The juxtaposition of the sisters’ different reactions to, and reflections on, the trauma of their shared girlhood and how these reactions have manifested in their differing adult lives lends another well-crafted dimension to the novel. However, while it’s clear that Helen, Cate and Sally have been presented in such a way as to make a feature of their differences, they do not read as laboured or parodic. On the contrary, their ability to co-exist in a state of both consensus and disharmony is entirely believable.

While some of the dialogue is occasionally a little inelegant, and some points are repeated from time to time (it does feel as though Helen’s having chosen her house as a place to live and not as ‘a home’ in the sentimental sense is mentioned more than it needs to be), the novel still succeeds in balancing narrative and dialogue appropriately, which really helps to lend depth and credibility to all of the characters.
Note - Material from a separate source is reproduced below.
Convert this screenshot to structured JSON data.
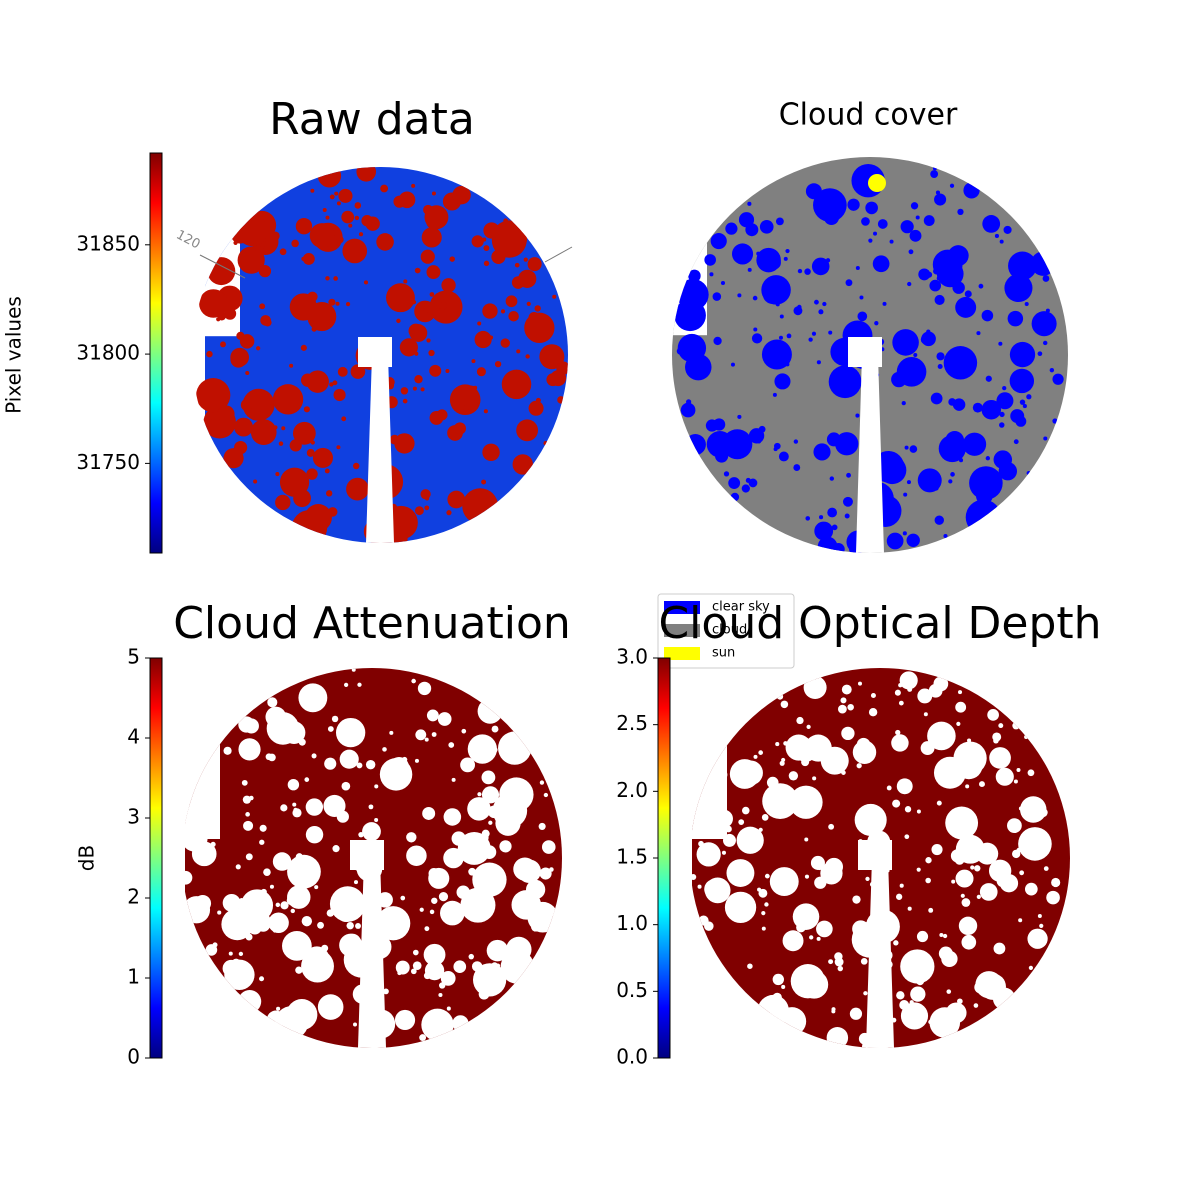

The sense of impending tragedy gains momentum from very early on in the novel, making for a compelling read, and the story unfolds at a well-judged pace.

At 181 pages and written in language which is accessible and relatable, One by One in the Darkness is an ideal quick read, while being intriguing and substantial enough to give a very textured sense of life for women in Northern Ireland throughout the second half of the 21st century. It is a personal and perceptive story of how a group of women face down tragedy by arming themselves, and each other, with their unity and attachment in the face of crisis and shared trauma. Ultimately, while the sisters acknowledge that the past has inevitably influenced their collective and individual reality, they are determined that life must go on and that their future – and that of their family and their homeland – remains unwritten.